The faction founded at the end of 2012 by Giorgia Meloni with fellow Berlusconi dissidents overtook Enrico Letta’s Democratic Party (PD), which failed to block the path of the far right and is limited to between 17 and 21% of the vote.

The far-right alliance has a “clear lead in both the House and the Senate,” Matteo Salvini said with satisfaction on Twitter.

This political earthquake comes two weeks after the one in Sweden, where a conservative alliance that included the Sweden Democrats (SD), a party that emerged from the neo-Nazi movement, scored an electoral victory, becoming the largest party in the Nordic country.

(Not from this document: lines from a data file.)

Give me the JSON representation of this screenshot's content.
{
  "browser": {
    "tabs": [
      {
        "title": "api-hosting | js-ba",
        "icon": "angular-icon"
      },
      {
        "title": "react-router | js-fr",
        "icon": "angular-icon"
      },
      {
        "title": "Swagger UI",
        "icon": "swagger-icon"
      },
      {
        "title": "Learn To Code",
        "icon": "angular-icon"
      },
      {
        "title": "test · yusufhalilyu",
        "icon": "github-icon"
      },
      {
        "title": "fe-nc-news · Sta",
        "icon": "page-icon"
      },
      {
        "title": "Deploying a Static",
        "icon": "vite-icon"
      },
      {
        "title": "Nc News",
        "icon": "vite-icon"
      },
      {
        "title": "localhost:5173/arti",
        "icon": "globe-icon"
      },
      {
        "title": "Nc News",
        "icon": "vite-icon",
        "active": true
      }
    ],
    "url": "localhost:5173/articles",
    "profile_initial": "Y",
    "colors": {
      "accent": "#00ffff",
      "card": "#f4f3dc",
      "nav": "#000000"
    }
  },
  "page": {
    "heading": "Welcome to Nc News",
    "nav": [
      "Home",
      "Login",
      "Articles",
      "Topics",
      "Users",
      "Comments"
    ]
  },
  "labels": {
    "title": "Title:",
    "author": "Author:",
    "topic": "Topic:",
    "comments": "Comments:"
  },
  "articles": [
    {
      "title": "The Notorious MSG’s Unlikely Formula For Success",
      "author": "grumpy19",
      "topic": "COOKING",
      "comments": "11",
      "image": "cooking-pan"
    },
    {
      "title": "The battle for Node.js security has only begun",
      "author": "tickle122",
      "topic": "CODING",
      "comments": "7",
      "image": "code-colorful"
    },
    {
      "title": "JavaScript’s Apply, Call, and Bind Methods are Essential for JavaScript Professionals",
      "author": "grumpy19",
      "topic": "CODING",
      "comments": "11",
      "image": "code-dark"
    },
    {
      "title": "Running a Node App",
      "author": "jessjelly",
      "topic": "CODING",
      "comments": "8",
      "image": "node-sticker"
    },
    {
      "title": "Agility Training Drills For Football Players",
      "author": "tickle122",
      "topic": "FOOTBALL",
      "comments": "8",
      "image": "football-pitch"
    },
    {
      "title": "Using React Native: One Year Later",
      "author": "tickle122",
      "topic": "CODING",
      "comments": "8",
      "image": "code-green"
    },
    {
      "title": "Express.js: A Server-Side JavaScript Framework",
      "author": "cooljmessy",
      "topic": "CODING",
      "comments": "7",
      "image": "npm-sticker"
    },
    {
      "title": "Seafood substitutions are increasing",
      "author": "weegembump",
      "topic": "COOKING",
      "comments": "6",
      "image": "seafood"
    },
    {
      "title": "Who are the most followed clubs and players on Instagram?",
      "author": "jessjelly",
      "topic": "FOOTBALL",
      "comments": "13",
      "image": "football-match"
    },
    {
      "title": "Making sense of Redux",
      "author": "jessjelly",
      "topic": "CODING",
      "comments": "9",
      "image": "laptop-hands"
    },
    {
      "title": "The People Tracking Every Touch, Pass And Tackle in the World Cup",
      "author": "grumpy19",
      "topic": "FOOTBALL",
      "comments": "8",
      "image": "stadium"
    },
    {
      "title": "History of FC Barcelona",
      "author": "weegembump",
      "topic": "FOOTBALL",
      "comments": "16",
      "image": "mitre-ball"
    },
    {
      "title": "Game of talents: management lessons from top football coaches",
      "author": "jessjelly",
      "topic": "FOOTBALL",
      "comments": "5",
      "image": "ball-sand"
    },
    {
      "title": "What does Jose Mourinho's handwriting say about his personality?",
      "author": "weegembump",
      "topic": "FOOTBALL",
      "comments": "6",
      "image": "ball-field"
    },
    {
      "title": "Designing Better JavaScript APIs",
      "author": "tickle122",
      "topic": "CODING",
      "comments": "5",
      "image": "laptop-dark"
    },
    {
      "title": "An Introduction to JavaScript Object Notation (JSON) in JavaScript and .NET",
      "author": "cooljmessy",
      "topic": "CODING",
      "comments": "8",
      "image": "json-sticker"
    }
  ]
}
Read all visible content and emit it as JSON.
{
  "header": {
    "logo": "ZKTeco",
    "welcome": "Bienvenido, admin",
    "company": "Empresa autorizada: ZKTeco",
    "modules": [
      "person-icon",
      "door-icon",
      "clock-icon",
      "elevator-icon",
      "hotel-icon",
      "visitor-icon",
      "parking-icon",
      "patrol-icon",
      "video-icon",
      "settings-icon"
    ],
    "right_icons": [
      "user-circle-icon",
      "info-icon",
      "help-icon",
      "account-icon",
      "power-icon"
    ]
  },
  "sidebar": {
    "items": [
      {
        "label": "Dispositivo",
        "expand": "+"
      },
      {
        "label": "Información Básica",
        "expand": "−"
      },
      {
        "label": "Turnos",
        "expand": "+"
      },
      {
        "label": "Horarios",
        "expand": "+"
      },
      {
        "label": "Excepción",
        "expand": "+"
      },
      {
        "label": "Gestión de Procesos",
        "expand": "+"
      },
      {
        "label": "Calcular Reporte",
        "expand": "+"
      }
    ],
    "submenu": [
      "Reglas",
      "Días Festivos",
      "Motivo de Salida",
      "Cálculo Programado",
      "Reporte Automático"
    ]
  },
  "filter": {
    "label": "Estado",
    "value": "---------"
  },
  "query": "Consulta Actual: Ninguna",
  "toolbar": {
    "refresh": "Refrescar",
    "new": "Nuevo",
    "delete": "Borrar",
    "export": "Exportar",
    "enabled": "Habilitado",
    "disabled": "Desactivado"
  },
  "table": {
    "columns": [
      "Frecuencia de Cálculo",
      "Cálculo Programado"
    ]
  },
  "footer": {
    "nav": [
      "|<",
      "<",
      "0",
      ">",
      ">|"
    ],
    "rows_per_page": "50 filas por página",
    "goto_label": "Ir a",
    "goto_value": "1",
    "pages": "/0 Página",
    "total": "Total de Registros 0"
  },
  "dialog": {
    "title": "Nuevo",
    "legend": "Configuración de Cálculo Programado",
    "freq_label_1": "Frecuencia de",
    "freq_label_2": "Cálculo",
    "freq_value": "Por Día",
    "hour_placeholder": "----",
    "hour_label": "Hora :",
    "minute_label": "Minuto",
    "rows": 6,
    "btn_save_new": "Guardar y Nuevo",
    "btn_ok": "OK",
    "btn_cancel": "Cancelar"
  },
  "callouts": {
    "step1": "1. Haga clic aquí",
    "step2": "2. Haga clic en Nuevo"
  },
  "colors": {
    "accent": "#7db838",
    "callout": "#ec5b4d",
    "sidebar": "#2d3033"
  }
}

SD and FdI belong to the same political family in the European Parliament.

Ursula von der Leyen, the president of the European Commission, making an intervention that was received in Rome (with displeasure) as a warning, reminded a few days ago that the EU has the “tools” to punish states that violate the rule of law and common values.

Mrs Meloni has declared in Brussels that she will demand a review of the terms of Italy’s relationship with the EU: “the party is over, Italy will start defending its national interests”.

In particular, it demands a revision of the Stability Pact and the renegotiation, to take inflation into account, of the colossal 190 billion euro aid package agreed to be granted by its partners to the third economy of the eurozone in order to recover from the blow of the new coronavirus pandemic.

Many Europeans are also concerned about Ms Meloni’s stance on social issues, who projects a “fatherland, religion, family” vision and is seen as ideologically close to Hungarian Prime Minister Viktor Orbán.

“Let’s make history”

The Brothers of Italy owe their success to the unfulfilled promises of their opponents, the wind of rejection of the political order blowing across the peninsula and the charisma of their leader.

The 45-year-old Roma, who in her youth declared herself an admirer of Benito Mussolini, managed to demonize herself and her party’s image as well as capitalize on the fears and anger of millions of Italians in the face of exploding prices and unemployment, the threat of recession and the inadequacies of the state apparatus.

“Today, you can help make history,” she tweeted to her followers yesterday.

Whatever the composition of the Italian government that will emerge from yesterday’s elections, which will take office at the end of October at the earliest, its path already seems strewn with ambushes and its room for maneuver very narrow. He will be called upon to deal with the crisis caused by skyrocketing inflation, at a time when Italy has a public debt that reaches 150% of its GDP.

In the country where government instability is a chronic phenomenon, pollsters are already giving a short life expectancy to the alliance won yesterday, a marriage of convenience between three leaders with competing ambitions.

Ms. Meloni, with no government experience beyond her brief stint at the Youth Ministry (2008-2011), will have her hands full trying to handle her much more experienced allies. Silvio Berlusconi has been Prime Minister several times, Matteo Salvini Minister of the Interior and Deputy Prime Minister.

On the Ukraine file, the EU and other allies of NATO member Italy will put the division of portfolios between the three parties under the microscope. While Mrs. Meloni is a staunch supporter of the Atlantic alliance and is in favor of the sanctions imposed on Russia, Mr. Salvini is against it.